Paru en 1981 aux États-Unis, ce
Stephen King's Danse Macabre est la seule incursion du célèbre romancier dans le délicat domaine de l'essai. Il aura fallu quatorze ans pour qu'un éditeur français (les éditions du Rocher) s'y intéresse. Pourtant l'étude de Stephen King est enrichissante à plus d'un titre et les principaux mérites de ce travail restent sans aucun doute l'exploration de la terreur dans la science-fiction et le fantastique sans tentative de différenciation des genres, la volonté d'étendre le champ d'observation au cinéma, à la radio et à la télévision et le refus délibéré d'une approche académique et ampoulée dont souffrent bien des tentatives similaires.
King, ancien professeur d'anglais, fan et écrivain, ne pouvait que se pencher sur les genres qu'il affectionne.
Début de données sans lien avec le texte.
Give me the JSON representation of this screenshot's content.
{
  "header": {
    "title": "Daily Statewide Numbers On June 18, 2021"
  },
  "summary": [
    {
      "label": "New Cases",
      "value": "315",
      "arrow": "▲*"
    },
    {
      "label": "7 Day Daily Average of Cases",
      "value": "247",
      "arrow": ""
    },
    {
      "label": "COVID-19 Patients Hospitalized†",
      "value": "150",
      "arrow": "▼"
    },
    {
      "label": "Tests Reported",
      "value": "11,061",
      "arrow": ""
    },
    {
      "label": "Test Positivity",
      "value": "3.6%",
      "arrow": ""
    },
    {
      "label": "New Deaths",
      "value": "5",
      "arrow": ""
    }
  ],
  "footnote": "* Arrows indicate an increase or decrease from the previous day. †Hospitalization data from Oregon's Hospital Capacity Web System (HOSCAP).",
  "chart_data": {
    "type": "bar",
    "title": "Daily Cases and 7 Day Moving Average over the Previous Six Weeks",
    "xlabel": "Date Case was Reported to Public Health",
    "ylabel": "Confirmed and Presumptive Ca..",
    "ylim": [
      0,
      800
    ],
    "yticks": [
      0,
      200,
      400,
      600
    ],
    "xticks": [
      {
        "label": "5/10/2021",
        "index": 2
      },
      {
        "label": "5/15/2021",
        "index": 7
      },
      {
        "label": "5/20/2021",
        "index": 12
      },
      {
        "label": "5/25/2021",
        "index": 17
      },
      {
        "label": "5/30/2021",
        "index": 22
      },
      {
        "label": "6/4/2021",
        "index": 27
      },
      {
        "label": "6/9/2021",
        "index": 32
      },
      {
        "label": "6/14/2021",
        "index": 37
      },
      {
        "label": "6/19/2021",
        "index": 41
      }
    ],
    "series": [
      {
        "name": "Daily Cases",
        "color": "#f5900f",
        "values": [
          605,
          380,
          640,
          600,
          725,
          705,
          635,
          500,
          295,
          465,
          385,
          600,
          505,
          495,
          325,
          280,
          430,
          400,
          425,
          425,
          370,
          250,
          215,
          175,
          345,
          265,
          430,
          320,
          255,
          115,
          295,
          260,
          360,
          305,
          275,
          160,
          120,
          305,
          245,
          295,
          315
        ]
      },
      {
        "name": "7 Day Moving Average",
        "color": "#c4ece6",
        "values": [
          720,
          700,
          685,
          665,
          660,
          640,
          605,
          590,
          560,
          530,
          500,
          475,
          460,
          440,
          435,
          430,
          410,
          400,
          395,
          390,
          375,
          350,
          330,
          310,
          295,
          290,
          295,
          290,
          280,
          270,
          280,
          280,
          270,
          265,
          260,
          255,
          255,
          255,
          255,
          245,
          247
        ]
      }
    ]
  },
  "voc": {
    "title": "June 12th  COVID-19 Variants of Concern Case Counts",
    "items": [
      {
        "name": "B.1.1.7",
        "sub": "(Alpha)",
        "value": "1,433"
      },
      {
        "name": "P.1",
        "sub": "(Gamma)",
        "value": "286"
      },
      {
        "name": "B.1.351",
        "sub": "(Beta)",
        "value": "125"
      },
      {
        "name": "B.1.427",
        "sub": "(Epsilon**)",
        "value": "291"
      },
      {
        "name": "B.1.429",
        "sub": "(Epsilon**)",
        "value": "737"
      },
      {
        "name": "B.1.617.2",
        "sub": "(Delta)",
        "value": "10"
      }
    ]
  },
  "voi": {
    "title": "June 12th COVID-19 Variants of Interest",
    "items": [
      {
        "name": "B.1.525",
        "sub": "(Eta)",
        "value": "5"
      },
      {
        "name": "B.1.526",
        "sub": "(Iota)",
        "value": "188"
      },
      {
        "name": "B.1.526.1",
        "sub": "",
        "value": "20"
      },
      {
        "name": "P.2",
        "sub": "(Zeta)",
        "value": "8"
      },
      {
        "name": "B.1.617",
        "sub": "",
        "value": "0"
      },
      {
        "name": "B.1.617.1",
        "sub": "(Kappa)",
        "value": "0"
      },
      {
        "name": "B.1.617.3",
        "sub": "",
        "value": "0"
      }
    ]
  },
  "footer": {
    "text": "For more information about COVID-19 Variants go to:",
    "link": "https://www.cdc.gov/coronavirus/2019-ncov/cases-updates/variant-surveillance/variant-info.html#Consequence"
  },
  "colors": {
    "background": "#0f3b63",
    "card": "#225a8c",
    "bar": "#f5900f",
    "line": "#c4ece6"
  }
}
À travers ses souvenirs d'enfant et ses choix d'adulte, il retrace l'histoire du cinéma de SF et de fantastique du mythique
Les soucoupes volantes attaquent au plus proche
Eraserhead, plonge dans l'univers inconnu des feuilletons radiophoniques des années cinquante, dissèque avec brio l'œuvre de quelques-uns des auteurs de terreur les plus talentueux (
Peter Straub,
Ira Levin,
Jack Finney,
Ray Bradbury...), nous fait redécouvrir l'enchantement des légendaires séries télévisées telles
La Quatrième Dimension,
Au-delà du réel,
Dossiers brûlants, et bien d'autres encore.
Certes, le lecteur français pourrait être déboussolé par le gouffre qui existe entre la culture américaine et celle du vieux continent et ressentir une certaine indifférence vis-à-vis de films inédits, de feuilletons inconnus dans nos contrées et de références obscures à des œuvres oubliées ; mais le talent de conteur de Stephen King, mêlant sérieux du propos et légèreté de ton, analyses critiques et anecdotes personnelles, remarques pertinentes et piques caustiques, fait de cet essai une promenade agréable et passionnante dans les coulisses de la terreur.
À l'instar d'
Épouvante et surnaturel en littérature de
H. P. Lovecraft, que
Francis Lacassin qualifiait de « bilan de ses propres admirations », l'essai de Stephen King est un guide personnel d'une certaine vision de la terreur que se doivent de posséder les amateurs de science-fiction et de fantastique puisqu'il est une contribution importante à l'histoire sociologique et culturelle des deux genres.
En guise de conclusion, le critique ne peut manquer de saluer l'excellente traduction de Jean-Daniel Brèque, fidèle à l'esprit et au ton de King, et le non moins remarquable travail de Jean-Pierre Croquet dont les notes critiques, loin d'être lassantes pour le lecteur, apparaissent comme un complément d'information indispensable, fin et érudit.